Further to yesterday’s entry, I’ve just finished James Meek’s The People’s Act of Love, a dense and chewy novel that thoroughly deserves all the plaudits it has garnered. An interview with the author which first appeared in the online magazine Three Monkeys is appended to the end of the paperback, and contains this observation:

I don’t believe in the idea of completely fictional worlds. You can never separate made-up milieux from the words you use to describe them, words which will, unavoidably, resonate in the readers’ heads with the not-made up milieux they have experienced. I read a lot of science-fiction in my early teens and I recognised all the worlds there, every one.

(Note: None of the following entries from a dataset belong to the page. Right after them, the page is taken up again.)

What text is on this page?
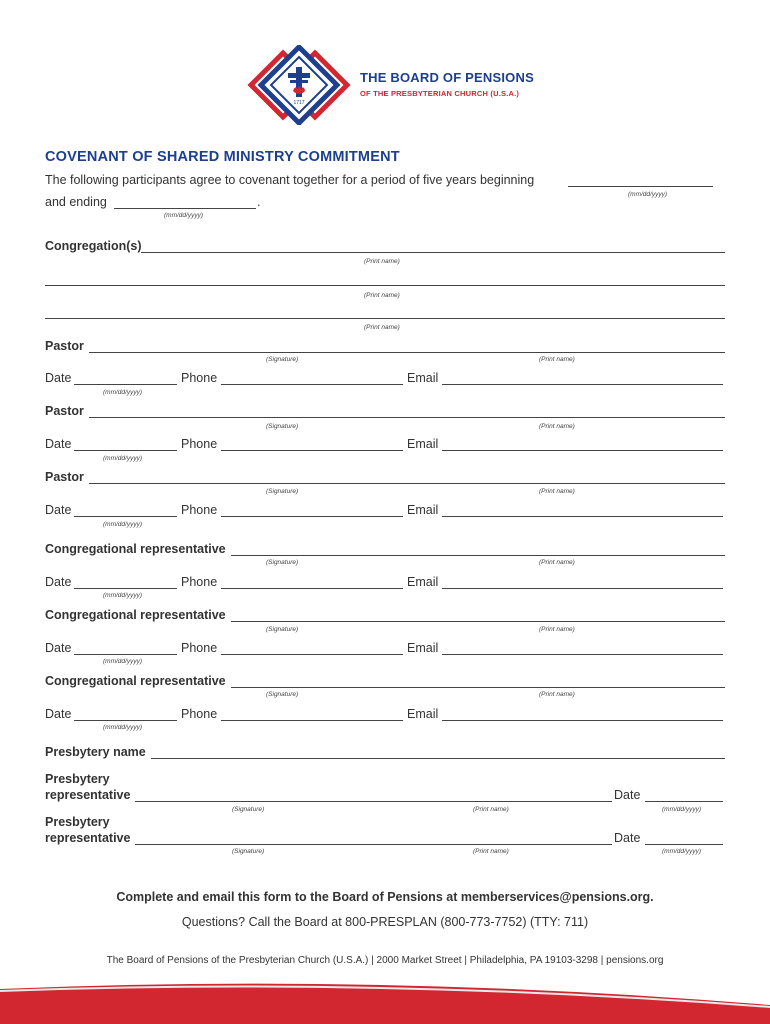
1717
THE BOARD OF PENSIONS
OF THE PRESBYTERIAN CHURCH (U.S.A.)
COVENANT OF SHARED MINISTRY COMMITMENT
The following participants agree to covenant together for a period of five years beginning
(mm/dd/yyyy)
and ending	.
(mm/dd/yyyy)
Congregation(s)
(Print name)
(Print name)
(Print name)
Pastor
(Signature)	(Print name)
Date	Phone	Email
(mm/dd/yyyy)
Pastor
(Signature)	(Print name)
Date	Phone	Email
(mm/dd/yyyy)
Pastor
(Signature)	(Print name)
Date	Phone	Email
(mm/dd/yyyy)
Congregational representative
(Signature)	(Print name)
Date	Phone	Email
(mm/dd/yyyy)
Congregational representative
(Signature)	(Print name)
Date	Phone	Email
(mm/dd/yyyy)
Congregational representative
(Signature)	(Print name)
Date	Phone	Email
(mm/dd/yyyy)
Presbytery name
Presbytery
representative	Date
(Signature)	(Print name)	(mm/dd/yyyy)
Presbytery
representative	Date
(Signature)	(Print name)	(mm/dd/yyyy)
Complete and email this form to the Board of Pensions at memberservices@pensions.org.
Questions? Call the Board at 800-PRESPLAN (800-773-7752) (TTY: 711)
The Board of Pensions of the Presbyterian Church (U.S.A.) | 2000 Market Street | Philadelphia, PA 19103-3298 | pensions.org
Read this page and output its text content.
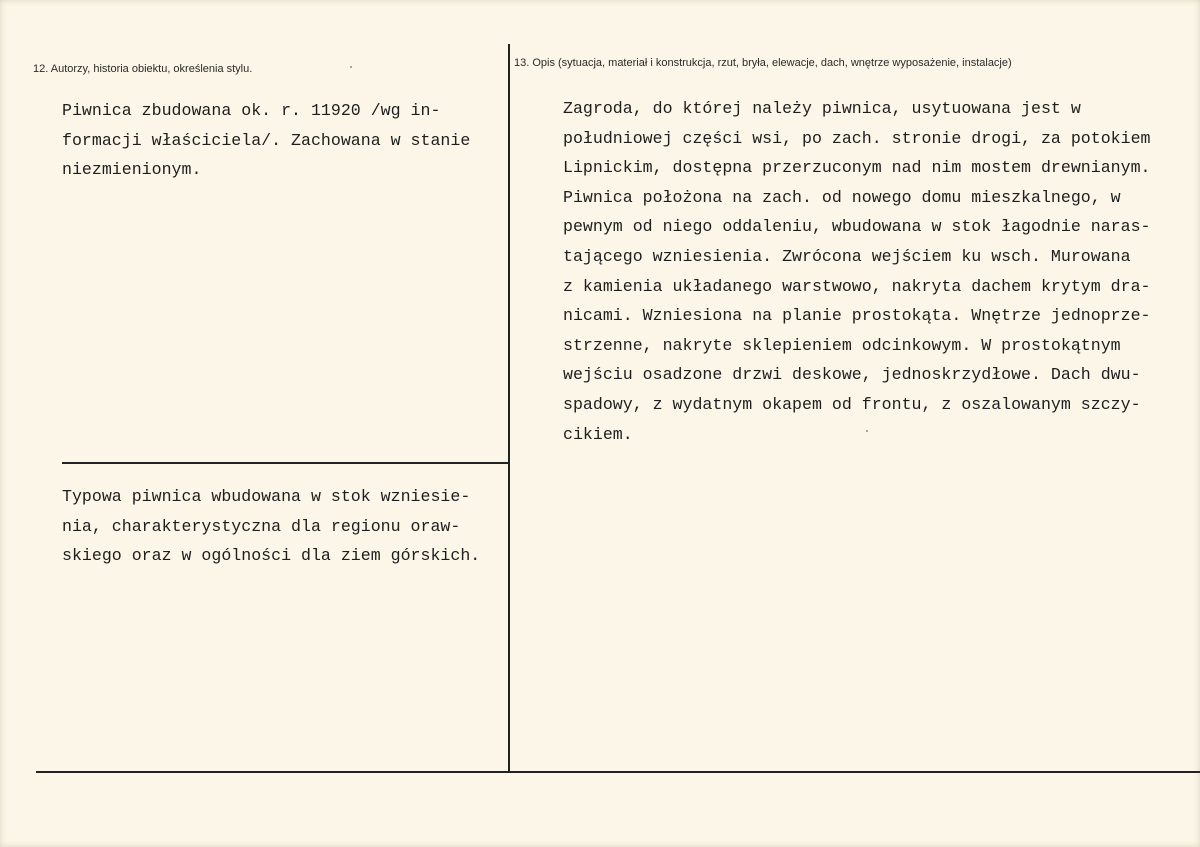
12. Autorzy, historia obiektu, określenia stylu.	13. Opis (sytuacja, materiał i konstrukcja, rzut, bryła, elewacje, dach, wnętrze wyposażenie, instalacje)
Piwnica zbudowana ok. r. 11920 /wg in-
formacji właściciela/. Zachowana w stanie
niezmienionym.
Typowa piwnica wbudowana w stok wzniesie-
nia, charakterystyczna dla regionu oraw-
skiego oraz w ogólności dla ziem górskich.
Zagroda, do której należy piwnica, usytuowana jest w
południowej części wsi, po zach. stronie drogi, za potokiem
Lipnickim, dostępna przerzuconym nad nim mostem drewnianym.
Piwnica położona na zach. od nowego domu mieszkalnego, w
pewnym od niego oddaleniu, wbudowana w stok łagodnie naras-
tającego wzniesienia. Zwrócona wejściem ku wsch. Murowana
z kamienia układanego warstwowo, nakryta dachem krytym dra-
nicami. Wzniesiona na planie prostokąta. Wnętrze jednoprze-
strzenne, nakryte sklepieniem odcinkowym. W prostokątnym
wejściu osadzone drzwi deskowe, jednoskrzydłowe. Dach dwu-
spadowy, z wydatnym okapem od frontu, z oszalowanym szczy-
cikiem.
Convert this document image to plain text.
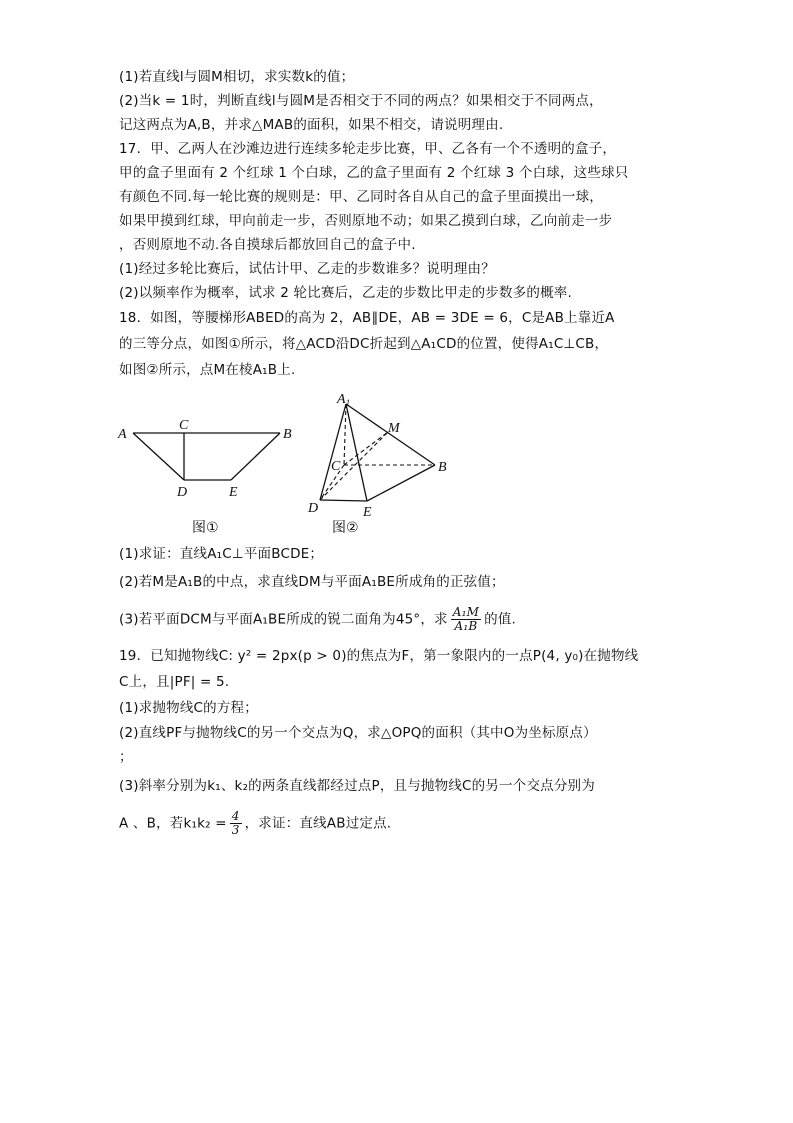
(1)若直线l与圆M相切，求实数k的值；
(2)当k = 1时，判断直线l与圆M是否相交于不同的两点？如果相交于不同两点，
记这两点为A,B，并求△MAB的面积，如果不相交，请说明理由.
17．甲、乙两人在沙滩边进行连续多轮走步比赛，甲、乙各有一个不透明的盒子，
甲的盒子里面有 2 个红球 1 个白球，乙的盒子里面有 2 个红球 3 个白球，这些球只
有颜色不同.每一轮比赛的规则是：甲、乙同时各自从自己的盒子里面摸出一球，
如果甲摸到红球，甲向前走一步，否则原地不动；如果乙摸到白球，乙向前走一步
，否则原地不动.各自摸球后都放回自己的盒子中.
(1)经过多轮比赛后，试估计甲、乙走的步数谁多？说明理由？
(2)以频率作为概率，试求 2 轮比赛后，乙走的步数比甲走的步数多的概率.
18．如图，等腰梯形ABED的高为 2，AB∥DE，AB = 3DE = 6，C是AB上靠近A
的三等分点，如图①所示，将△ACD沿DC折起到△A₁CD的位置，使得A₁C⊥CB，
如图②所示，点M在棱A₁B上.
A
C
B
D	E
图①
$A_1$
M
C	B
D	E
图②
(1)求证：直线A₁C⊥平面BCDE；
(2)若M是A₁B的中点，求直线DM与平面A₁BE所成角的正弦值；
(3)若平面DCM与平面A₁BE所成的锐二面角为45°，求 $\frac{\text{A₁M}}{\text{A₁B}}$ 的值.
19．已知抛物线C: y² = 2px(p > 0)的焦点为F，第一象限内的一点P(4, y₀)在抛物线
C上，且|PF| = 5.
(1)求抛物线C的方程；
(2)直线PF与抛物线C的另一个交点为Q，求△OPQ的面积（其中O为坐标原点）
；
(3)斜率分别为k₁、k₂的两条直线都经过点P，且与抛物线C的另一个交点分别为
A 、B，若$k_1k_2 = \frac{4}{3}$ ，求证：直线AB过定点.
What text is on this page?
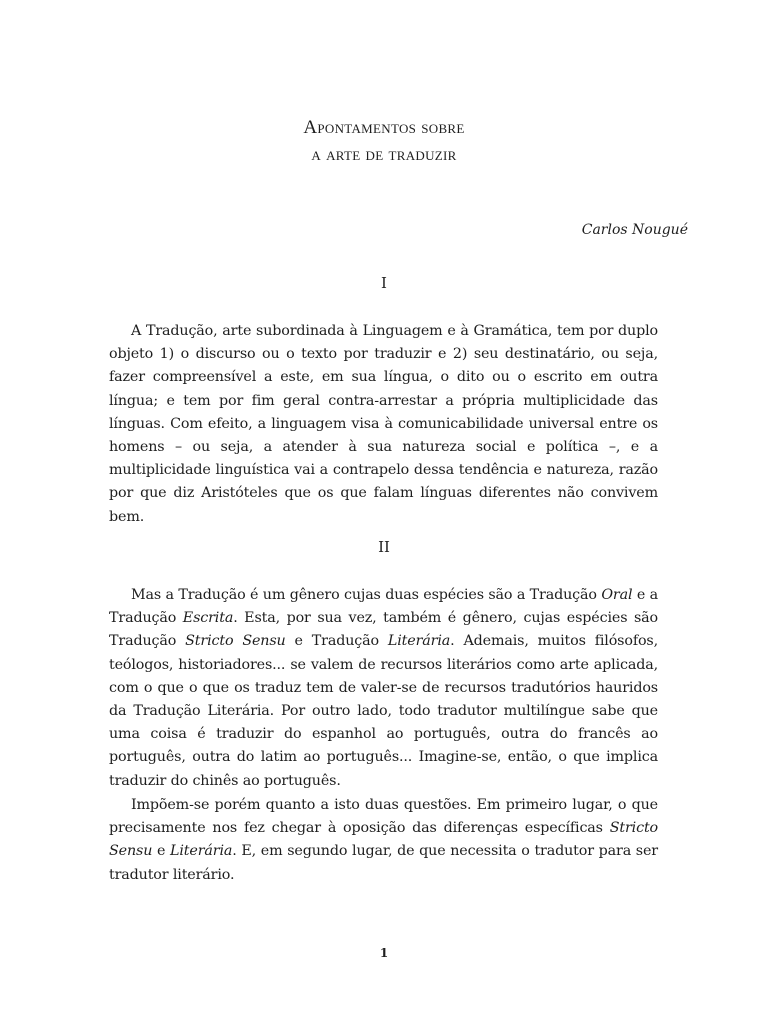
Apontamentos sobre
a arte de traduzir

Carlos Nougué

I

A Tradução, arte subordinada à Linguagem e à Gramática, tem por duplo objeto 1) o discurso ou o texto por traduzir e 2) seu destinatário, ou seja, fazer compreensível a este, em sua língua, o dito ou o escrito em outra língua; e tem por fim geral contra-arrestar a própria multiplicidade das línguas. Com efeito, a linguagem visa à comunicabilidade universal entre os homens – ou seja, a atender à sua natureza social e política –, e a multiplicidade linguística vai a contrapelo dessa tendência e natureza, razão por que diz Aristóteles que os que falam línguas diferentes não convivem bem.

II

Mas a Tradução é um gênero cujas duas espécies são a Tradução Oral e a Tradução Escrita. Esta, por sua vez, também é gênero, cujas espécies são Tradução Stricto Sensu e Tradução Literária. Ademais, muitos filósofos, teólogos, historiadores... se valem de recursos literários como arte aplicada, com o que o que os traduz tem de valer-se de recursos tradutórios hauridos da Tradução Literária. Por outro lado, todo tradutor multilíngue sabe que uma coisa é traduzir do espanhol ao português, outra do francês ao português, outra do latim ao português... Imagine-se, então, o que implica traduzir do chinês ao português.

Impõem-se porém quanto a isto duas questões. Em primeiro lugar, o que precisamente nos fez chegar à oposição das diferenças específicas Stricto Sensu e Literária. E, em segundo lugar, de que necessita o tradutor para ser tradutor literário.

1
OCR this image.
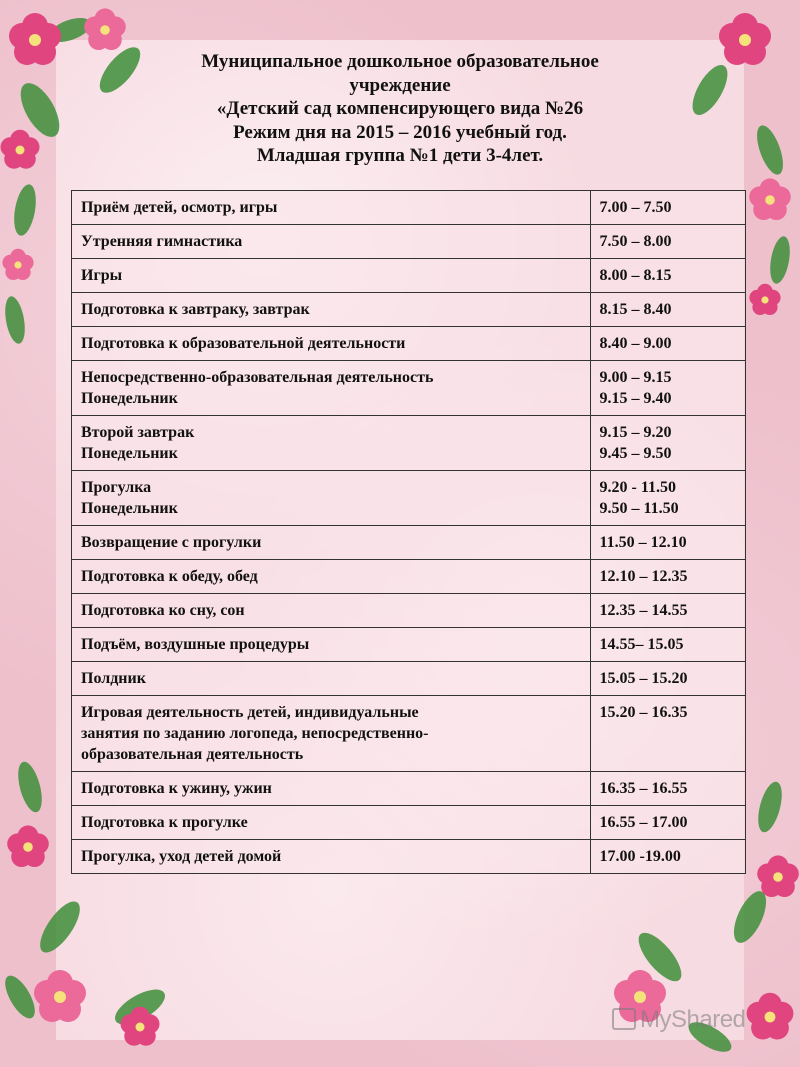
Муниципальное дошкольное образовательное
учреждение
«Детский сад компенсирующего вида №26
Режим дня на 2015 – 2016 учебный год.
Младшая группа №1 дети 3-4лет.
Приём детей, осмотр, игры	7.00 – 7.50

Утренняя гимнастика	7.50 – 8.00

Игры	8.00 – 8.15

Подготовка к завтраку, завтрак	8.15 – 8.40

Подготовка к образовательной деятельности	8.40 – 9.00

Непосредственно-образовательная деятельность
Понедельник	9.00 – 9.15
9.15 – 9.40

Второй завтрак
Понедельник	9.15 – 9.20
9.45 – 9.50

Прогулка
Понедельник	9.20 - 11.50
9.50 – 11.50

Возвращение с прогулки	11.50 – 12.10

Подготовка к обеду, обед	12.10 – 12.35

Подготовка ко сну, сон	12.35 – 14.55

Подъём, воздушные процедуры	14.55– 15.05

Полдник	15.05 – 15.20

Игровая деятельность детей, индивидуальные
занятия по заданию логопеда, непосредственно-
образовательная деятельность	15.20 – 16.35

Подготовка к ужину, ужин	16.35 – 16.55

Подготовка к прогулке	16.55 – 17.00

Прогулка, уход детей домой	17.00 -19.00
MyShared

This is something that every reader and writer of science fiction knows, of course, but it’s rare to see it stated by someone from outside the genre. Indeed, science fiction is often attacked by those who have not read it for being entirely made up - an accusation that’s increasingly used by lazy commentators on all works of fiction that are not obviously rooted in the direct experiences of their authors.

1 Comments:

Blogger martyn44 said...

The problem isn't with the authors but with the 'commentators' who think literature can only be about them and their friends, the sexual preoccupations of the over-educated and the under-occupied. These people would jump on Shakespeare's bones, who was not only the greatest man of letters the English language has ever seen (or ever will, in my 'umble opinion) but was a supreme fantasist as well. 'When Burnham wood comes to Dunsinane' et al.
Oh well, what can we do but write the stories that choose us to tell them.